Je l'ai rencontré le 25 mai 1982, lors d'une répétition des
New Old Sharks de Fred Gérard au C.I.M. d'Alain Guerrini, à Paris. Il y
remplaçait Roger Guérin pour le travail de section, laissant la section
rythmique seule dans les espaces de solos (j'ai comblé le trou dans «My Blue
Heaven»). Charly Hernandez était au sax ténor tandis que le reste de la section
outre Fred et lui, comprenait Michel Delakian et Jean Baissat. On le voyait
encore à la télévision en mars 1992, avec Ben & sa Tumba.
Il s'est retiré à
Juan-les-Pins où il fut le voisin de son ami Jean-Pierre Balzano. Son épouse
était la chanteuse Paola.
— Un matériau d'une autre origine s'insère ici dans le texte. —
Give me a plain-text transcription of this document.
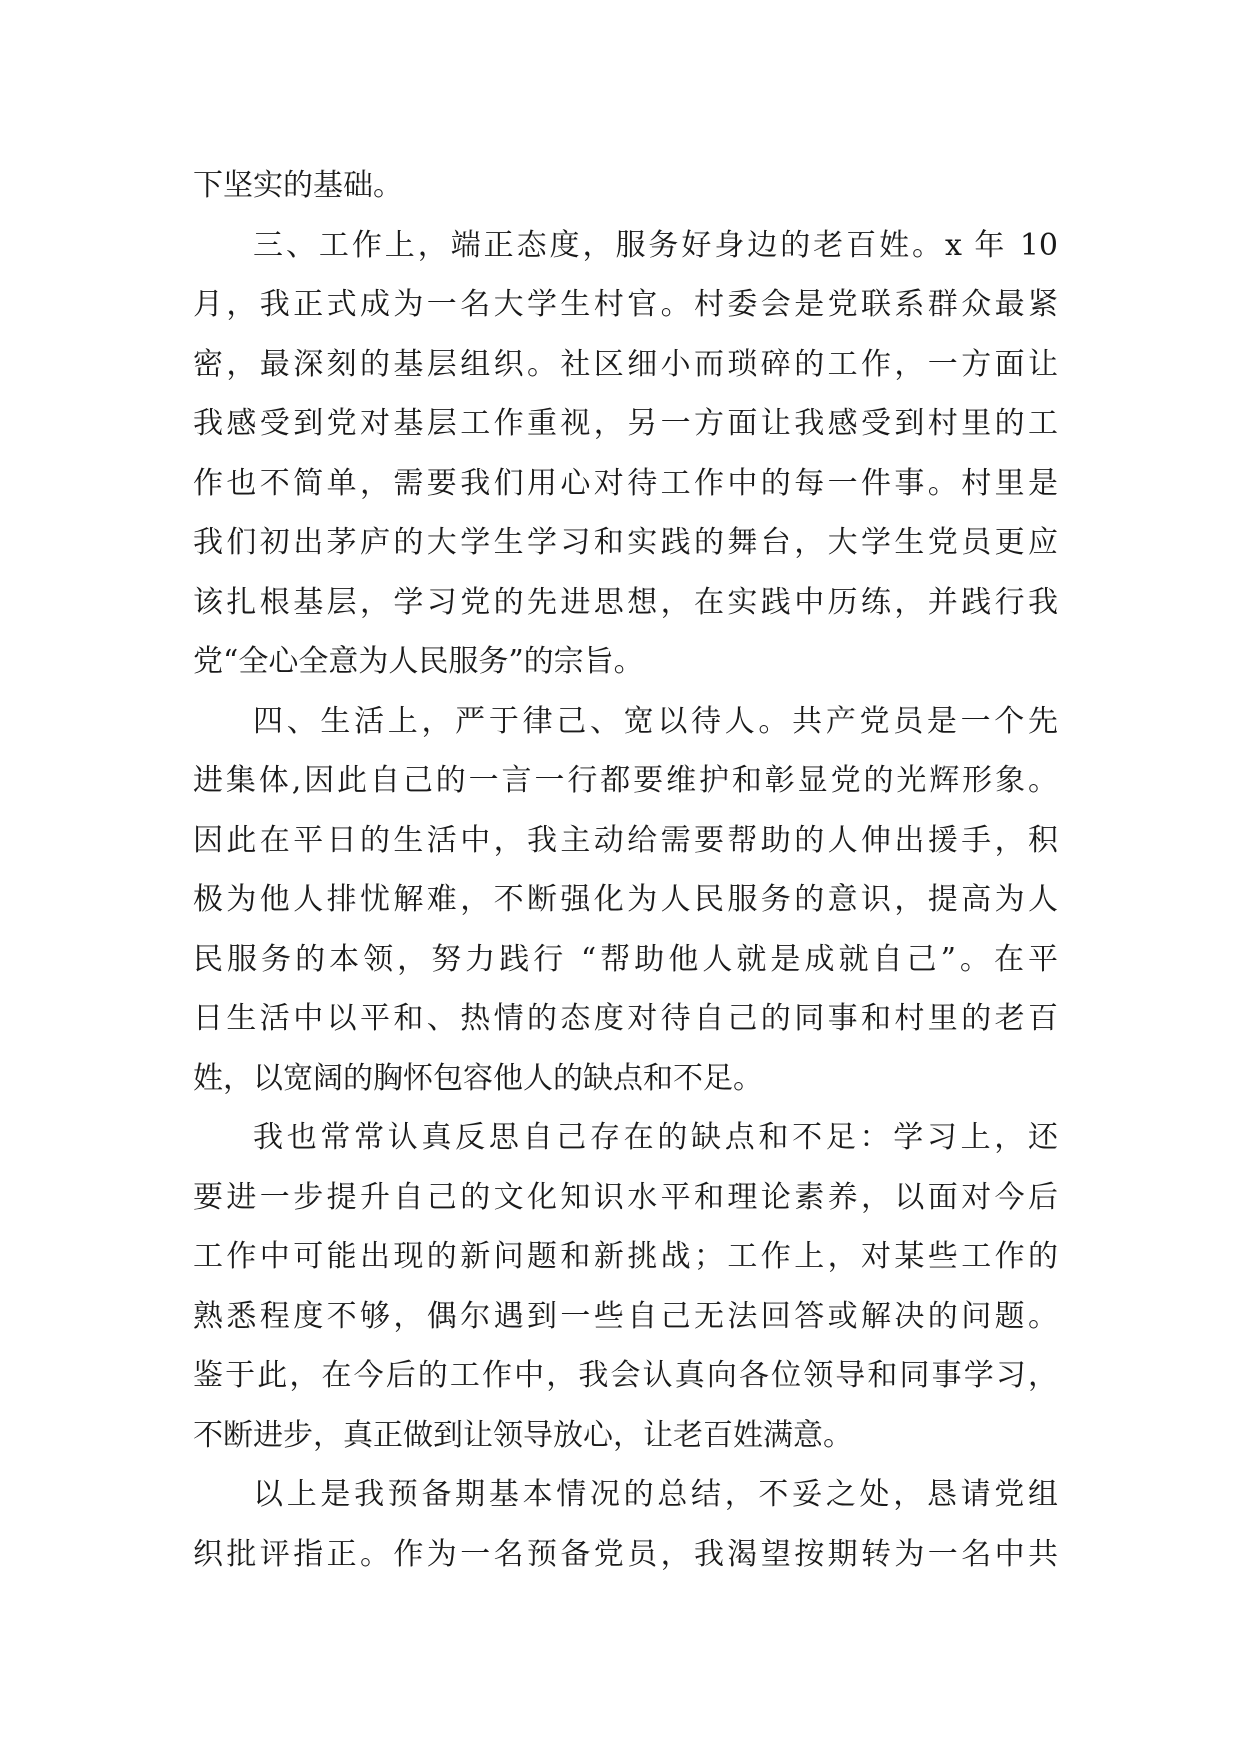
下坚实的基础。
三、工作上，端正态度，服务好身边的老百姓。x 年 10
月，我正式成为一名大学生村官。村委会是党联系群众最紧
密，最深刻的基层组织。社区细小而琐碎的工作，一方面让
我感受到党对基层工作重视，另一方面让我感受到村里的工
作也不简单，需要我们用心对待工作中的每一件事。村里是
我们初出茅庐的大学生学习和实践的舞台，大学生党员更应
该扎根基层，学习党的先进思想，在实践中历练，并践行我
党“全心全意为人民服务”的宗旨。
四、生活上，严于律己、宽以待人。共产党员是一个先
进集体,因此自己的一言一行都要维护和彰显党的光辉形象。
因此在平日的生活中，我主动给需要帮助的人伸出援手，积
极为他人排忧解难，不断强化为人民服务的意识，提高为人
民服务的本领，努力践行 “帮助他人就是成就自己”。在平
日生活中以平和、热情的态度对待自己的同事和村里的老百
姓，以宽阔的胸怀包容他人的缺点和不足。
我也常常认真反思自己存在的缺点和不足：学习上，还
要进一步提升自己的文化知识水平和理论素养，以面对今后
工作中可能出现的新问题和新挑战；工作上，对某些工作的
熟悉程度不够，偶尔遇到一些自己无法回答或解决的问题。
鉴于此，在今后的工作中，我会认真向各位领导和同事学习，
不断进步，真正做到让领导放心，让老百姓满意。
以上是我预备期基本情况的总结，不妥之处，恳请党组
织批评指正。作为一名预备党员，我渴望按期转为一名中共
Lucien Juanico a enregistré pour André Persiani
(1955, 1958, orthographié à l'époque «Persiany»), Christian Chevallier (1955), Dany Doriz (mai 1966, arrangements
de Gérard Poncet, avec Fred Gérard, Pierre Sellin, tp, Gaby Vilain, tb, Denis
Fournier, as, Dominique Chanson, ts, Alphonse Masselier, b, Marcel Blanche, dm,
EP Homère), les Trumpet Brothers de Jacques Jay (1961-65, avec Jean-Pierre
Balzano, tp, Marc Steckar, tb, Harry Perret, ts, Véga) et sous son nom (1966,
«OK Big Bill», 45-tours Homère 1011, notamment).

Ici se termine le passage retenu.